Le titre, L’éblouissement de la révolte, signifie que, tout à coup, la protestation, assez inattendue, change brusquement la donne, comme une rencontre amoureuse, comme dans un rêve de « foules tellement espérées » qui devient réalité. Les manifestations quotidiennes sur la grand-place d’Erevan, le blocage de rues, l’appel à la grève, mobilisent une bonne partie de la population. Les manifestions apparaissent comme vraiment populaires et bon enfant. Sahagian en éprouve une réelle allégresse : « Les Erevantsis s’étaient emparés de leur ville, chassant les bourgeois ou les touristes qui venaient habituellement parader et consommer au centre-ville ». Le but était d’obtenir la démission de Serge Sarkissian qui avait modifié la Constitution pour redevenir Premier ministre… après ses deux mandats présidentiels, à l’occasion d’élections suspectes. La population dénonçait aussi la forte corruption d’un pouvoir assuré du soutien russe et agitant la menace d’une invasion azérie.
Les déambulations dans Erevan et à Gumri, à la frontière turque, rendent le climat d’un moment privilégié.

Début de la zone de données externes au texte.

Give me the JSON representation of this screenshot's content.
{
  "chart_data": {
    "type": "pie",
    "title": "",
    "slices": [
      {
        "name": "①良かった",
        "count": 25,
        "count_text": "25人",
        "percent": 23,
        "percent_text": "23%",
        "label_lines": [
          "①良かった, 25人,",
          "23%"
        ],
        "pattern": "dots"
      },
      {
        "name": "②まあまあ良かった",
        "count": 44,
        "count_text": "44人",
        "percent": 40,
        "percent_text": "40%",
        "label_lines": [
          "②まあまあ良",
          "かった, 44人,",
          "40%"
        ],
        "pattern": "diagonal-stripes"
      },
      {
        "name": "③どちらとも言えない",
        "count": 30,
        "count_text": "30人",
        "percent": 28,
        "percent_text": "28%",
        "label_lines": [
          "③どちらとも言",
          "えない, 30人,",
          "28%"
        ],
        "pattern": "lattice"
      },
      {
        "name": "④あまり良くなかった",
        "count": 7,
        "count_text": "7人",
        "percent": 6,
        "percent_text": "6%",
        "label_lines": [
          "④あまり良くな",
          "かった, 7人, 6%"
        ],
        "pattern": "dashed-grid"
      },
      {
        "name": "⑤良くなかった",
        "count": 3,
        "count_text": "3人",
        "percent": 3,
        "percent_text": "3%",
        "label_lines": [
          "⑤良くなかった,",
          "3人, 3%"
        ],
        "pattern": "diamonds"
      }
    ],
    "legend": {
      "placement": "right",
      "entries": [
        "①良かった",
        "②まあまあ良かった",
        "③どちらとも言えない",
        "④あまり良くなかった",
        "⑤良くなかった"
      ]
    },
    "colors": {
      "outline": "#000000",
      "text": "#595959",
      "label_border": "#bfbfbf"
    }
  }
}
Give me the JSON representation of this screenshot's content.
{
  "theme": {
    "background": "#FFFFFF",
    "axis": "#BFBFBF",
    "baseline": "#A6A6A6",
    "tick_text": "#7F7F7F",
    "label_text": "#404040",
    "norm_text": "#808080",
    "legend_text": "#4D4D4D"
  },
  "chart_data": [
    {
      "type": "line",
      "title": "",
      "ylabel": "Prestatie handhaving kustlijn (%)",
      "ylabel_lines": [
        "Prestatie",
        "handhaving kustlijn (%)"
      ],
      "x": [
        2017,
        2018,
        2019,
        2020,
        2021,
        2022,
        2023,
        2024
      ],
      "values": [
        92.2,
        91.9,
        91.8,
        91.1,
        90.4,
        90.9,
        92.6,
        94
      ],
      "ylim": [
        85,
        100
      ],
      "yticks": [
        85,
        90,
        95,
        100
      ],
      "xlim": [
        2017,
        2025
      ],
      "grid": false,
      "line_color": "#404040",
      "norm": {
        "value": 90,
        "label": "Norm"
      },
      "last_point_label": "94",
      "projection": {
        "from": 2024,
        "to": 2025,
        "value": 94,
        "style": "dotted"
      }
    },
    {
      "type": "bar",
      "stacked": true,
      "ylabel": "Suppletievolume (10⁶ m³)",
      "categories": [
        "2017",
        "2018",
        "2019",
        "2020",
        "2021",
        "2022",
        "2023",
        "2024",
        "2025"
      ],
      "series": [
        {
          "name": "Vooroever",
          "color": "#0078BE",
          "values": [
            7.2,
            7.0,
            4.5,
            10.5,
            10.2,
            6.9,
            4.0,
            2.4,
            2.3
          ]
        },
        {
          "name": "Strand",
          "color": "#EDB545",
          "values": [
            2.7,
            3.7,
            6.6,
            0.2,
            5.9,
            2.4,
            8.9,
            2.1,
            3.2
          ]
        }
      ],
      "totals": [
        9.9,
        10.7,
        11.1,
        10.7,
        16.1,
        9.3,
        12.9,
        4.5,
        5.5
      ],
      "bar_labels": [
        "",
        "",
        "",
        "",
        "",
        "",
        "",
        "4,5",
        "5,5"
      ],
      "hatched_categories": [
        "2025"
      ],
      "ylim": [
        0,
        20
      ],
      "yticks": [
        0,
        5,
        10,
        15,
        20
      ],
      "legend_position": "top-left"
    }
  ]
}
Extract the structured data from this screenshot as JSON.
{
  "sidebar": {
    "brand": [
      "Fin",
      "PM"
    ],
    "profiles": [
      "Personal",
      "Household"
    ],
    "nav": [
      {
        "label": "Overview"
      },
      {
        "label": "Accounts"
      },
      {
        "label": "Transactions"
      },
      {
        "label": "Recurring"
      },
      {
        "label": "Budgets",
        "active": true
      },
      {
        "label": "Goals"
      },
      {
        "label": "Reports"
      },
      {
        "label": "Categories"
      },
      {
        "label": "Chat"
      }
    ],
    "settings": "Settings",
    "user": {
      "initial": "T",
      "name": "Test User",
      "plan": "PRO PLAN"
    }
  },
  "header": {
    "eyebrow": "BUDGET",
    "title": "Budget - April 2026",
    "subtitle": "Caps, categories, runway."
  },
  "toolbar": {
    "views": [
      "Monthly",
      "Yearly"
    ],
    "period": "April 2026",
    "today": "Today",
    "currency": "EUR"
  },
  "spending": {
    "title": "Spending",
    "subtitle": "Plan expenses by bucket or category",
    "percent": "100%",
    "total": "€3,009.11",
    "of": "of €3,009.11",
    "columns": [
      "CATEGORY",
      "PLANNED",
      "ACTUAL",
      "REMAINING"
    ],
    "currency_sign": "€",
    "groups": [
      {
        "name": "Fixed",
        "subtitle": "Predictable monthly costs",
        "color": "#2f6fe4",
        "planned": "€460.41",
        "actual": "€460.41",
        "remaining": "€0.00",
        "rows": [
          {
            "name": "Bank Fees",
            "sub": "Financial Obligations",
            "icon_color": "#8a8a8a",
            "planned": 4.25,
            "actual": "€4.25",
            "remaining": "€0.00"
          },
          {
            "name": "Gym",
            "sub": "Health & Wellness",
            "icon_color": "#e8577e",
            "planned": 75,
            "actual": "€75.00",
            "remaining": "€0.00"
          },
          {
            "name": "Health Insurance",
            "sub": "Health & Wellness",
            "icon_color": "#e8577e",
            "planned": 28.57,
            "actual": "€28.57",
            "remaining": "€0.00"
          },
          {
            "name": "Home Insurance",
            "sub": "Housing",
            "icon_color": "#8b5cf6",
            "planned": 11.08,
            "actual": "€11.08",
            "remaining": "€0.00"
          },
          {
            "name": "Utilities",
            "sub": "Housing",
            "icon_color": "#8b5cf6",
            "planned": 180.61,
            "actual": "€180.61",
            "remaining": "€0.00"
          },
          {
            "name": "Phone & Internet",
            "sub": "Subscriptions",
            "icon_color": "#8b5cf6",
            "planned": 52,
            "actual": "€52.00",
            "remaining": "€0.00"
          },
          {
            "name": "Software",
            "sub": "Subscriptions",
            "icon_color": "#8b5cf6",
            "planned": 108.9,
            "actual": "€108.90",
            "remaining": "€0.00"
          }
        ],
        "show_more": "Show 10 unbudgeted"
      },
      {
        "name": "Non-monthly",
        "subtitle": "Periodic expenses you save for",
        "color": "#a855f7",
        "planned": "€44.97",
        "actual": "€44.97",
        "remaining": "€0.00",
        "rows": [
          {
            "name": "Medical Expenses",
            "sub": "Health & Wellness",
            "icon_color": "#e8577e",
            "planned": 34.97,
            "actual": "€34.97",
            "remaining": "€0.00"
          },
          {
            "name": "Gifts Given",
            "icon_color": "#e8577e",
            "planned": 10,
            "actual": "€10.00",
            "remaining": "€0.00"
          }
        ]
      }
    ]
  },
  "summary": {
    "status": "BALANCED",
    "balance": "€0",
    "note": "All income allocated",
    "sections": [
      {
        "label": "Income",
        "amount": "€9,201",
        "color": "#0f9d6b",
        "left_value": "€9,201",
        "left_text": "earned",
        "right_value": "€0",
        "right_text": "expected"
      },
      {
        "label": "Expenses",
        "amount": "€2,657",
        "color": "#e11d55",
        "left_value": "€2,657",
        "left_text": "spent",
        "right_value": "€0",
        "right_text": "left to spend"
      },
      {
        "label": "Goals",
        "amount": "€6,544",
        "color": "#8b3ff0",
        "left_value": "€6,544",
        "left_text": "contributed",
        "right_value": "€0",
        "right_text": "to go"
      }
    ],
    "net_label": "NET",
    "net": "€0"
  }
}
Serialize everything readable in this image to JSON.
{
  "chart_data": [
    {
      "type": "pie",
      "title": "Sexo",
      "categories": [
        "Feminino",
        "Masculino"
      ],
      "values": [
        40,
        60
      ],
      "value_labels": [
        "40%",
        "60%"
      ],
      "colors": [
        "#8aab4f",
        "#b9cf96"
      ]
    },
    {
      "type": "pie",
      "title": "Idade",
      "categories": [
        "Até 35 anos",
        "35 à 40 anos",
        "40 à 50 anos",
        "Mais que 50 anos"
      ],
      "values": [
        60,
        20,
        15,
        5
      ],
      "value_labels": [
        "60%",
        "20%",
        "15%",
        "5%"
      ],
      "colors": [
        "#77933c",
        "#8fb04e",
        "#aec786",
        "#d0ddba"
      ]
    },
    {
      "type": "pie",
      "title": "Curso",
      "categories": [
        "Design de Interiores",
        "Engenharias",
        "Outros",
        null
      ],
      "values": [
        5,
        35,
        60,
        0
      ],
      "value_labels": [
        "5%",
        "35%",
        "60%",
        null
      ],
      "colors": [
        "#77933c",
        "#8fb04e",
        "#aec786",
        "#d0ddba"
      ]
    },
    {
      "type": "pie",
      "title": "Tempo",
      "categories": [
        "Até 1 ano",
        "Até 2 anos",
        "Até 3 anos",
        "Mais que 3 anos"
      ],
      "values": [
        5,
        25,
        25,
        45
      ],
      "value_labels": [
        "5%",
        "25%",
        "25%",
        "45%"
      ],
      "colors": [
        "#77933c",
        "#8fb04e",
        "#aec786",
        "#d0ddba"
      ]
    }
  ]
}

Selon Sahagian, s’il y a rejet du modèle soviétique, il reste quelque chose d’un lyrisme venu de la propagande, de la poésie et de la littérature russes. Nilol Pachinian, l’opposant, qui a du mal à se faire élire au Parlement, en appelle au blocage et à la grève générale. La tension monte et l’exaspération gagne. Heureusement, Sarkissian, face à la pression populaire, finira par démissionner.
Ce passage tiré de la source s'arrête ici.